Sezona pilot değişikliği ile giren Williams. Deneyimli ama bir o kadar da ‘yaşlı’ Robert Kubica’nın yerine taze ve genç bir kan olan Kanadalı pilot Nicholas Latifi ile doldurmuş durumda. Sezonun geri kalan kısmında 6 yarışta 4 defa Russel ile Q2’yi gördüler. Grid’in en altına çakılı kalınmış iki sezonun ardından sonunda Alfa Romeo ve Haas takımlarının önüne geçmiş gibi duruyorlar hatta zaman zaman Ferrari’ye bile kafa tuttular. Belki birçok okur için bu gelişme bir anlama ifade etmese de Williams için büyük bir adım.

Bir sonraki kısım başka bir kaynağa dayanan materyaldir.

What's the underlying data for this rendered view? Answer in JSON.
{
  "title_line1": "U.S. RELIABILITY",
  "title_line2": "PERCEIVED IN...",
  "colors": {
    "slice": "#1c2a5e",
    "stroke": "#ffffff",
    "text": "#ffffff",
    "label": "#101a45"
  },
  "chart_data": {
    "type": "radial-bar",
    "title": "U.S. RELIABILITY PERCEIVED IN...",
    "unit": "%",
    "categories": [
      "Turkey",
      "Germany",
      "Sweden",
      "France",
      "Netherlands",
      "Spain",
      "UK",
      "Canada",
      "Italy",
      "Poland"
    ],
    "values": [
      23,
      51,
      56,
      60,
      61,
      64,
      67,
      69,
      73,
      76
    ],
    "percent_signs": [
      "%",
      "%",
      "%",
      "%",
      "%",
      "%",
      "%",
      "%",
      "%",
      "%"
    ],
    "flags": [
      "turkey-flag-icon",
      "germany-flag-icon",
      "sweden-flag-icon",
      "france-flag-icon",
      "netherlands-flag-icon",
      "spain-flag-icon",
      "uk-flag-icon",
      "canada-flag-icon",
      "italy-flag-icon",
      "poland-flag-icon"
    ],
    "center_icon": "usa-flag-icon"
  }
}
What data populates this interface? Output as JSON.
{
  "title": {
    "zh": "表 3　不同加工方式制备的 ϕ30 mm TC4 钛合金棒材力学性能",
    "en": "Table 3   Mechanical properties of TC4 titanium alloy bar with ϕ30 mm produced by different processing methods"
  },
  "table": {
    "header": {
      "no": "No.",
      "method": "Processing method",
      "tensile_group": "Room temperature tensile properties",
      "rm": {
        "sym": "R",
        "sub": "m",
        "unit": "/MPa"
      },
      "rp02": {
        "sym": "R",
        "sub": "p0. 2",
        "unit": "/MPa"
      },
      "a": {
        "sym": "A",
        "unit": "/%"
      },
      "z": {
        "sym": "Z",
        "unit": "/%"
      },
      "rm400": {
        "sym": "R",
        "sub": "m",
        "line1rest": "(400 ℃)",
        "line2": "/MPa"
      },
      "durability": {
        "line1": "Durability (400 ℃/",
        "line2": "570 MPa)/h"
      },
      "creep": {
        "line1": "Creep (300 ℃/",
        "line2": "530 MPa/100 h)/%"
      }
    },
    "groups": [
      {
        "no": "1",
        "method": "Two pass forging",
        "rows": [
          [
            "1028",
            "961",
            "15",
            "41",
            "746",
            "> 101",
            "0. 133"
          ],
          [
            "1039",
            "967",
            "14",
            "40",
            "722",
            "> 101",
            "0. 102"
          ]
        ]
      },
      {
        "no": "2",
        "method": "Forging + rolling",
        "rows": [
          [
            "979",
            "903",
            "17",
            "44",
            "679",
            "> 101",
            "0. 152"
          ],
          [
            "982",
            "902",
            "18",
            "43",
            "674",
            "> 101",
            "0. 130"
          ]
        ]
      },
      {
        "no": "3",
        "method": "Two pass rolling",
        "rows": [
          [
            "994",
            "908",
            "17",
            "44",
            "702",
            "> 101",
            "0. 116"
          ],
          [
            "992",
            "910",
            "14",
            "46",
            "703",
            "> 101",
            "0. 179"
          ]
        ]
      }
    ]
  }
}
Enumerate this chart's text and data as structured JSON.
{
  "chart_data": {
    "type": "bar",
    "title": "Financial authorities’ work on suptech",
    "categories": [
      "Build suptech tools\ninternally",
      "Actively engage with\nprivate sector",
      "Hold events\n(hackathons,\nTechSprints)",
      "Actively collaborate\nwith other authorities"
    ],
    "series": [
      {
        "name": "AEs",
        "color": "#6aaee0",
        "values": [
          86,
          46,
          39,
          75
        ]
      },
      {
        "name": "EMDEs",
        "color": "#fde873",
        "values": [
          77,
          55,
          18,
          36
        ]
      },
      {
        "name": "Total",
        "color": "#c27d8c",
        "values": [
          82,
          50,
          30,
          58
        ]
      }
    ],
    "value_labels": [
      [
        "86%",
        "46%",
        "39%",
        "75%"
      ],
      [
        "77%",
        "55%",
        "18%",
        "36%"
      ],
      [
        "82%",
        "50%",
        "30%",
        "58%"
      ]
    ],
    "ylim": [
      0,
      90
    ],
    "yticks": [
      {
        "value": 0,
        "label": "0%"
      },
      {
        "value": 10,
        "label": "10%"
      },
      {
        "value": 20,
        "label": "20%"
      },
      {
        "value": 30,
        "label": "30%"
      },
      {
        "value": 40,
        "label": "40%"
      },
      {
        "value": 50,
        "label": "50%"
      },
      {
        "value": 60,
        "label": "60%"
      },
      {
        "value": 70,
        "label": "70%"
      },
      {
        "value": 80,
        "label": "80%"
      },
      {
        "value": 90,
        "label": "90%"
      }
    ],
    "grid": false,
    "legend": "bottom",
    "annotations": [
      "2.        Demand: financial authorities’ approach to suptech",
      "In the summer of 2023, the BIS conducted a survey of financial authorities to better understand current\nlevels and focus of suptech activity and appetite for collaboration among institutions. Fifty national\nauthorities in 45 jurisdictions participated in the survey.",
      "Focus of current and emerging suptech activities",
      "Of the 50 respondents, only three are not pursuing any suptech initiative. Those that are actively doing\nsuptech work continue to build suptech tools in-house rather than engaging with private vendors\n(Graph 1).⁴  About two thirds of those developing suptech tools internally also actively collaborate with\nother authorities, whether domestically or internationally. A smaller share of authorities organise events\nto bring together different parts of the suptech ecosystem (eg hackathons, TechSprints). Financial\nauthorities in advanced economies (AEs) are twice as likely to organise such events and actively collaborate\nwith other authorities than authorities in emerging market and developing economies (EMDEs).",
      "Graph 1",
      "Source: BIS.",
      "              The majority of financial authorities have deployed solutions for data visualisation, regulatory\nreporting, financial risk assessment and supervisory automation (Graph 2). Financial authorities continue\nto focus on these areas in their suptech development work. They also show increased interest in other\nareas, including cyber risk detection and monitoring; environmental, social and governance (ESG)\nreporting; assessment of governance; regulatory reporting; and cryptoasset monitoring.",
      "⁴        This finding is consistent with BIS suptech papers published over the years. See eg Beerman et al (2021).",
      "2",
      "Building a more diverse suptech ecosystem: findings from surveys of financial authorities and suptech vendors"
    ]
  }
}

Ta ki 21 Ağustos 2020 sabahına kadar, Williams takımı, ABD’li yatırım grubu Dorilton Capital tarafından 152 milyon € karşılığında satın alındı. Tutar, şirketin borcunun kapatılmasını da içeriyor. Takım Williams olarak çalışmaya devam edecek ve İngiltere tabanını koruyacak. Bu kararın hala tam anlamıyla kimin kararı olduğu bilinmese de Sir Frank Williams’ın bu karardaki etkisinin büyük olduğunu konuşabiliriz. Claire Williams satıştan sonra yapılan bir röportajda Hollandalı gazetecinin sorduğu: ‘Sizi tebrik mi etmem gerek, üzülmeyin mi demem gerek bilmiyorum’ çıkarımına ; ‘Bence tebrik etmeniz gerek takımı ileriye taşıyacak bir adım attık ve buna ihtiyacımız vardı. Takımımız hala Williams.’ sözlerini söylese de bir hafta sonra CEO’luktan geri adim attığını açıkladı
Ayrılık açıklamasına umarım taraftarlarımız beni anlayışla karşılar ve başkasının emri altında çalışamayacağımın farkına varır sözleriyle başlayan CEO’yu, zamanında Drive to Survive serisinde söylediği Williams’ı benden almak istiyorsanız cesedimi çiğnemelisiniz laflarının arkasında duramamış olmak büyük hayal kırıklığına uğratmış ve paramparça etmiş durumda.
Bu konu hakkında şahsi fikrimi beyan etmem gerekir ise maalesef bu ayrılığın zamanı çoktan gelmiş ve geçmekteydi. Bunun aksine zaman zaman gazetelerde yazılan veya televizyonlarda söylenen sözler yenilir yutulur cinsten değil. Formula 1’de yüzlerce adamın arasında isminden söz ettirmiş OBE madalyası ile onurlandırılmış ve bunu başarabileceğini göstermiş bir kadının, George Russel ve Robert Kubica ile samimi ilişkisine ‘Anne ve çocukları gibiler profesyonellikten uzak ve seviyesiz’ yorumlarının getirilmesini veya önümüzdeki GP de kim takımın başında duracak dendiğinde ‘Claire zaten bir iş yapmıyordu problem olmaz’ söylemlerini doğru bulmuyorum. Günümüz dünyasında sporda bile hala cinsiyetçi yaklaşımlar görmenin kabul edilemez olduğunu düşünüyorum.
Bugüne kadar bu spora kattıkları için Williams ailesine minnettar kalmalı ve teşekkür etmeliyiz.
Şimdilik F1 dünyasından bu kadar,
En kısa zamanda sağlıklı günlerde tekrar görüşmek üzere. Kendinize iyi bakın!